Recomendação do CPC, de 7 de novembro de 2012
Objeto: Gestão de conflitos de interesses no setor público Considerando:
Ser a matéria dos conflitos de interesses de fundamental importância nas relações entre os cidadãos e as entidades públicas;
Ser a adequada gestão de conflitos de interesses imprescindível para uma cultura de integridade e transparência, com todos os benefícios daí resultantes para a gestão pública;
Merecerem acolhimento as orientações e recomendações de Organizações Internacionais como a ONU, a OCDE e o GRECO do Conselho da Europa;
Lembrar a Recomendação do CPC, de 1 de julho de 2009, relativa aos Planos de prevenção de riscos de corrupção e infrações conexas;
O Conselho de Prevenção da Corrupção (CPC), em reunião de 7 de novembro de 2012, aprova a seguinte Recomendação:
1 - As entidades de natureza pública, ainda que constituídas ou regidas pelo direito privado, devem dispor de mecanismos de acompanhamento e de gestão de conflitos de interesses, devidamente publicitados, que incluam também o período que sucede ao exercício de funções públicas, com indicação das consequências legais;
2 - A fim de facilitar o cumprimento desta Recomendação, é aprovado o texto de referência em anexo sob o título Conflitos de Interesses no Setor Público, que desta faz parte integrante;
3 - Todas as entidades destinatárias da presente Recomendação devem incluir nos seus relatórios sobre a execução dos planos de prevenção de riscos uma referência sobre a gestão de conflitos de interesses.
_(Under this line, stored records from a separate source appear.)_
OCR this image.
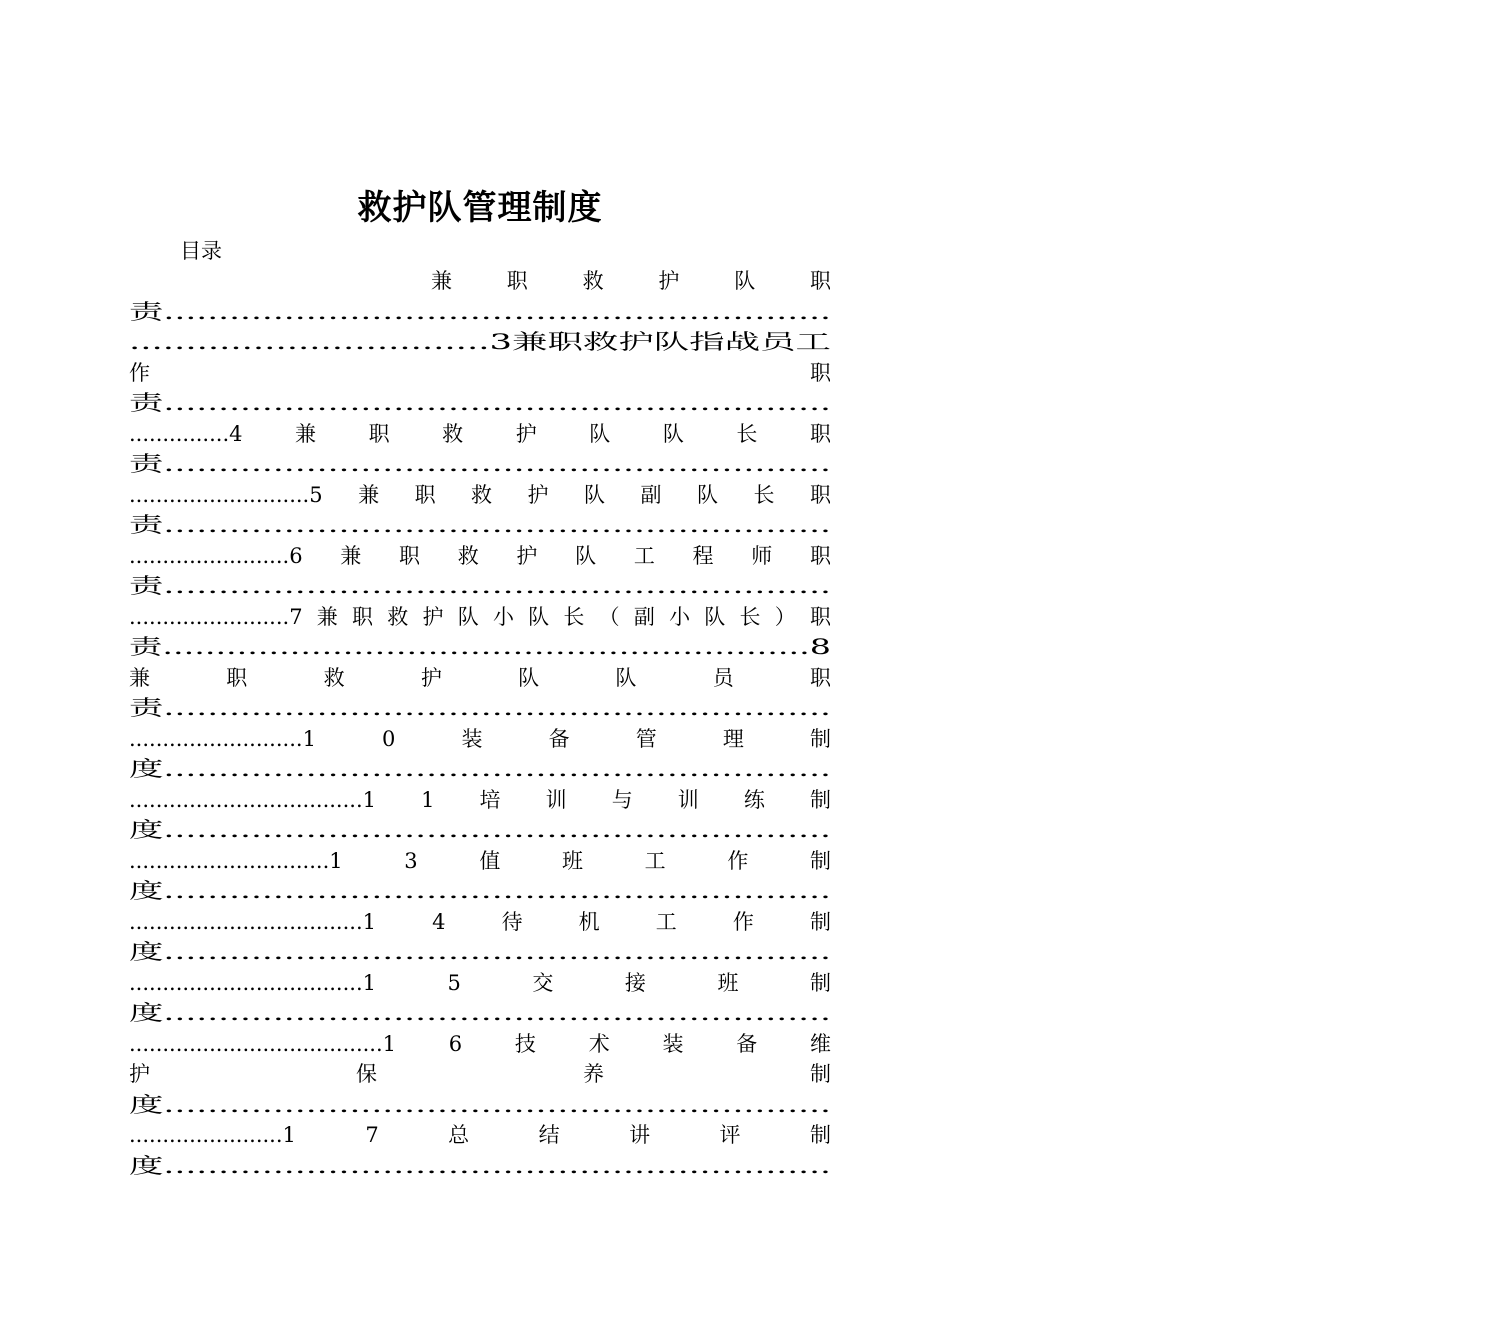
救护队管理制度
目录
兼职救护队职
责.............................................................
................................3兼职救护队指战员工
作职
责.............................................................
...............4兼职救护队队长职
责.............................................................
...........................5兼职救护队副队长职
责.............................................................
........................6兼职救护队工程师职
责.............................................................
........................7兼职救护队小队长（副小队长）职
责.............................................................8
兼职救护队队员职
责.............................................................
..........................10装备管理制
度.............................................................
...................................11培训与训练制
度.............................................................
..............................13值班工作制
度.............................................................
...................................14待机工作制
度.............................................................
...................................15交接班制
度.............................................................
......................................16技术装备维
护保养制
度.............................................................
.......................17总结讲评制
度.............................................................
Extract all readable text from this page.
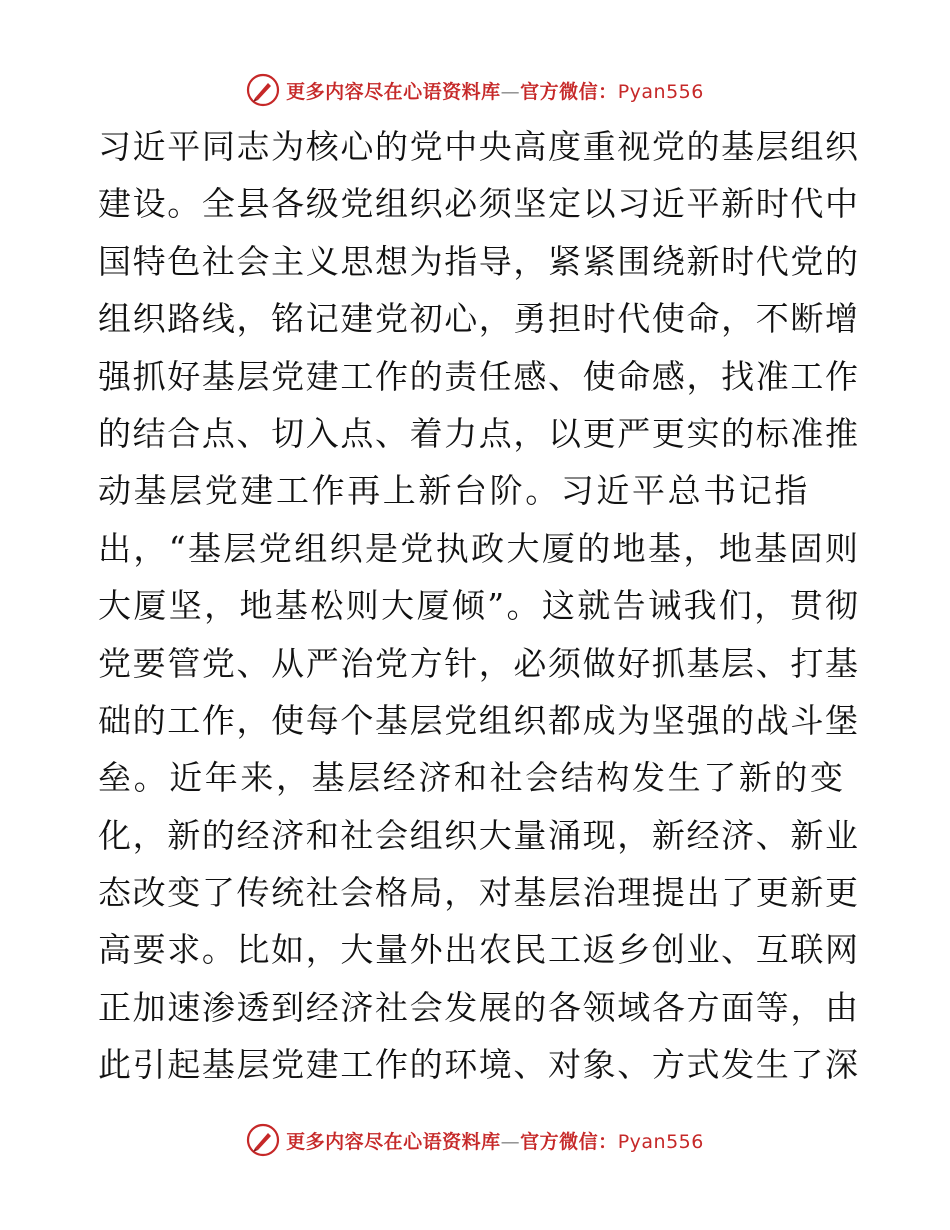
更多内容尽在心语资料库—官方微信：Pyan556
习近平同志为核心的党中央高度重视党的基层组织
建设。全县各级党组织必须坚定以习近平新时代中
国特色社会主义思想为指导，紧紧围绕新时代党的
组织路线，铭记建党初心，勇担时代使命，不断增
强抓好基层党建工作的责任感、使命感，找准工作
的结合点、切入点、着力点，以更严更实的标准推
动基层党建工作再上新台阶。习近平总书记指
出，“基层党组织是党执政大厦的地基，地基固则
大厦坚，地基松则大厦倾”。这就告诫我们，贯彻
党要管党、从严治党方针，必须做好抓基层、打基
础的工作，使每个基层党组织都成为坚强的战斗堡
垒。近年来，基层经济和社会结构发生了新的变
化，新的经济和社会组织大量涌现，新经济、新业
态改变了传统社会格局，对基层治理提出了更新更
高要求。比如，大量外出农民工返乡创业、互联网
正加速渗透到经济社会发展的各领域各方面等，由
此引起基层党建工作的环境、对象、方式发生了深
更多内容尽在心语资料库—官方微信：Pyan556
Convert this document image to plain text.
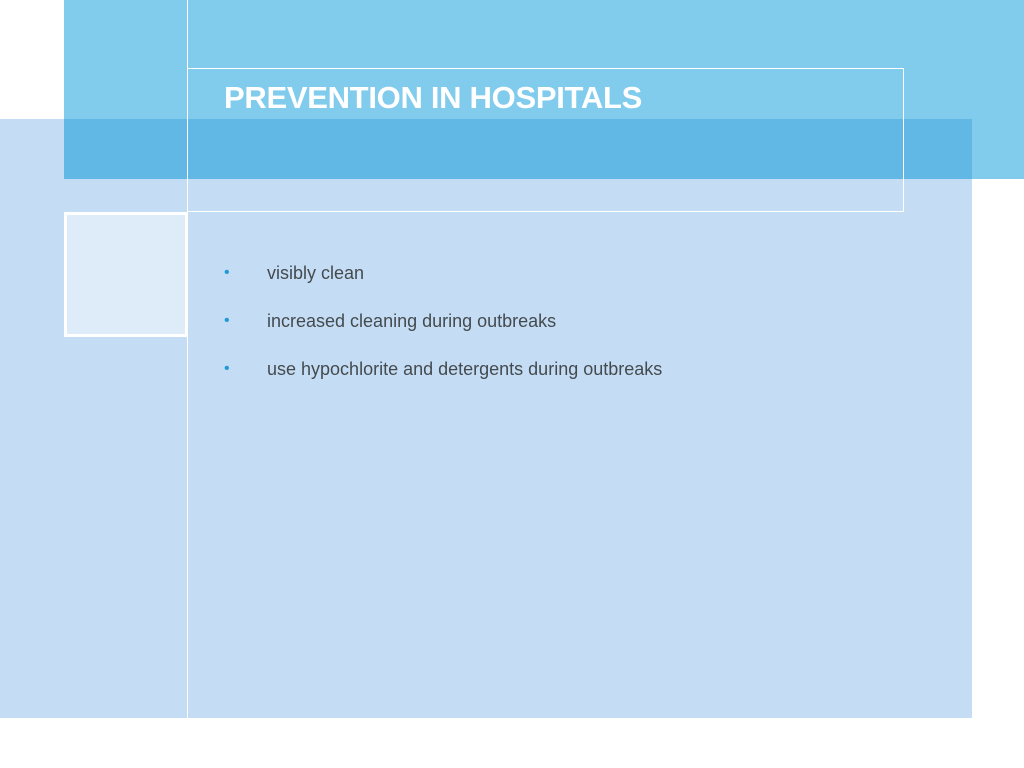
PREVENTION IN HOSPITALS
• visibly clean
• increased cleaning during outbreaks
• use hypochlorite and detergents during outbreaks
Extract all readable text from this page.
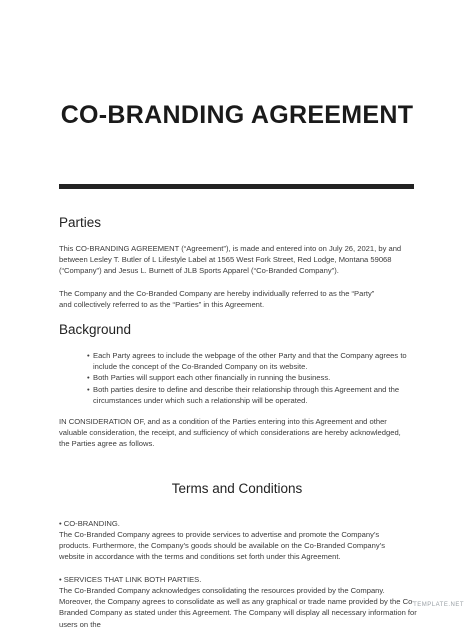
CO-BRANDING AGREEMENT
Parties

This CO-BRANDING AGREEMENT (“Agreement”), is made and entered into on July 26, 2021, by and between Lesley T. Butler of L Lifestyle Label at 1565 West Fork Street, Red Lodge, Montana 59068 (“Company”) and Jesus L. Burnett of JLB Sports Apparel (“Co-Branded Company”).

The Company and the Co-Branded Company are hereby individually referred to as the “Party” and collectively referred to as the “Parties” in this Agreement.

Background
• Each Party agrees to include the webpage of the other Party and that the Company agrees to include the concept of the Co-Branded Company on its website.
• Both Parties will support each other financially in running the business.
• Both parties desire to define and describe their relationship through this Agreement and the circumstances under which such a relationship will be operated.

IN CONSIDERATION OF, and as a condition of the Parties entering into this Agreement and other valuable consideration, the receipt, and sufficiency of which considerations are hereby acknowledged, the Parties agree as follows.

Terms and Conditions

• CO-BRANDING.

The Co-Branded Company agrees to provide services to advertise and promote the Company’s products. Furthermore, the Company’s goods should be available on the Co-Branded Company’s website in accordance with the terms and conditions set forth under this Agreement.

• SERVICES THAT LINK BOTH PARTIES.

The Co-Branded Company acknowledges consolidating the resources provided by the Company. Moreover, the Company agrees to consolidate as well as any graphical or trade name provided by the Co-Branded Company as stated under this Agreement. The Company will display all necessary information for users on the

TEMPLATE.NET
7 de novembro de 2012. - O Conselheiro Presidente do TC e do CPC, Guilherme d'Oliveira Martins. - O Diretor-Geral do TC/Secretário-Geral, José F. F. Tavares. - O Inspetor-Geral de Finanças, José Maria Leite Martins. - A Secretária-Geral do Ministério da Economia e do Emprego, Maria Ermelinda Carrachás. - O Procurador-Geral-Adjunto, Manuel Pereira Augusto de Matos. - O Advogado, João Loff Barreto. - O Economista, João Amaral Tomaz.
Conflitos de interesses no setor público
(Recomendação do CPC, de 7 de novembro de 2012) Sumário:
1 - Introdução - enquadramento e noção de conflito de interesses 2 - Quadro legal 3 - A prevenção de conflitos de interesses - Linhas orientadoras de gestão
Referências bibliográficas sobre conflitos de interesses
1 - Introdução - enquadramento e noções de conflitos de interesses A questão dos conflitos de interesses no setor público, a par da problemática da corrupção, com a qual apresenta uma relação direta, tem vindo a assumir um lugar de destaque em Portugal e na Comunidade Internacional.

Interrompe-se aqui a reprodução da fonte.